23/07/2026 10:29 - Tecnologia
La humanidad acaba de dar un paso gigante en la comprensión del cosmos. Tras más de 40 años de búsqueda incansable y más de 6.000 exoplanetas descubiertos, los científicos finalmente han hallado lo que podría ser el primer satélite natural fuera de nuestro sistema solar. El emocionante anuncio, publicado el miércoles 22 de julio de 2026 en la prestigiosa revista científica Nature, abre una auténtica caja de Pandora para la comunidad astronómica mundial.
El descubrimiento fue posible gracias al trabajo de un equipo internacional liderado por investigadores de Chile, quienes utilizaron observaciones del telescopio Very Large Telescope (VLT) del Observatorio Europeo Austral (ESO), ubicado en el desierto de Atacama. El sistema bautizado como CD-35 2722 presenta una estructura tan singular que los expertos aún debaten cómo clasificarlo correctamente.
En nuestro sistema solar, una luna es un cuerpo que orbita un planeta. Sin embargo, el objeto recién descubierto no orbita un planeta, sino una enana marrón, un cuerpo celeste que se encuentra en un intrigante punto intermedio: es demasiado grande para ser un planeta, pero no posee la masa suficiente para iniciar la fusión nuclear y convertirse en una estrella.
Enana marrón: Un objeto subestelar, intermedio entre un planeta gigante y una estrella. No genera luz propia de manera sostenida por no alcanzar la fusión nuclear.
Velocidad radial: Técnica astronómica que detecta pequeños bamboleos en una estrella causados por la gravedad de un cuerpo que la orbita, alterando la luz que recibimos en la Tierra.
Para detectar este nuevo mundo, el equipo de investigación utilizó el avanzado instrumento CRIRES+, instalado en el VLT de ESO. Aplicaron el método de velocidad radial, la misma técnica que permitió descubrir el primer exoplaneta alrededor de una estrella similar al Sol. El método consiste en medir cómo la gravedad del exosatélite hace que la enana marrón se mueva ligeramente hacia adelante y hacia atrás, alterando la luz que nos llega.

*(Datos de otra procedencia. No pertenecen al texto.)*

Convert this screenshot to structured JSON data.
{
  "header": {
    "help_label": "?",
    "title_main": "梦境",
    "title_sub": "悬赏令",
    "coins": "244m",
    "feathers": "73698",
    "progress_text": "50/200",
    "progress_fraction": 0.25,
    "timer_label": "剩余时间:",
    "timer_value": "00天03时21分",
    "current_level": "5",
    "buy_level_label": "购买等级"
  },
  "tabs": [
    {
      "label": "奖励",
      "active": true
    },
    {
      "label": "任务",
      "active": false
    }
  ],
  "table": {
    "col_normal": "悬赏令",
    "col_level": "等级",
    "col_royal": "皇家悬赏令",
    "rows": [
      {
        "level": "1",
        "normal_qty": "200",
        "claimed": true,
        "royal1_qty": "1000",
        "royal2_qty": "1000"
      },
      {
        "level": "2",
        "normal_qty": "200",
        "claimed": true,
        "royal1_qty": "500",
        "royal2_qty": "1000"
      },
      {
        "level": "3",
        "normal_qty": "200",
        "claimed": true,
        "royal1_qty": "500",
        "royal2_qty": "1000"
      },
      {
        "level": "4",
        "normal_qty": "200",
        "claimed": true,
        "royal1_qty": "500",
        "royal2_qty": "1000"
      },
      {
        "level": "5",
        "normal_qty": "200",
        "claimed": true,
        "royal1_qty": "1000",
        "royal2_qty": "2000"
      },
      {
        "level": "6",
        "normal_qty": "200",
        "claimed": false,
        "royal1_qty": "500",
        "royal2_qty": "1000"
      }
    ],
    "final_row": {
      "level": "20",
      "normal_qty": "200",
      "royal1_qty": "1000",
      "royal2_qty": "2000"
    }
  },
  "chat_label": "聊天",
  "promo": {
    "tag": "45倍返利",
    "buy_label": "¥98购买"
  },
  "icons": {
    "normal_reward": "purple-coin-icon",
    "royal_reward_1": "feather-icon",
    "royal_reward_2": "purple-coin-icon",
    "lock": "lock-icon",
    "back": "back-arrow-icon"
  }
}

Es la primera vez que esta técnica logra producir evidencia sólida de un satélite orbitando un compañero subestelar. Como explicó la astrofísica Alice Zurlo, directora del Núcleo Milenio YEMS en Chile: Este sistema difumina las líneas entre estrellas, planetas y lunas.
Kevin Hoy, autor principal del estudio e investigador de la Universidad Diego Portales, destacó que este sistema probablemente tuvo una historia dinámica bastante caótica, lo que dificulta determinar si el exosatélite se formó a partir del disco de gas y polvo de la enana marrón o si fue capturado por su gravedad más tarde.
El futuro de la exploración espacial se ve muy prometedor. Con la próxima puesta en marcha del Telescopio Extremadamente Grande (ELT) de ESO, que se espera comience a funcionar en 2028, los astrónomos podrán detectar exosatélites de menor tamaño y analizar en detalle la composición de estos mundos lejanos. Este descubrimiento demuestra que el universo es aún más diverso, sorprendente y maravilloso de lo que imaginábamos.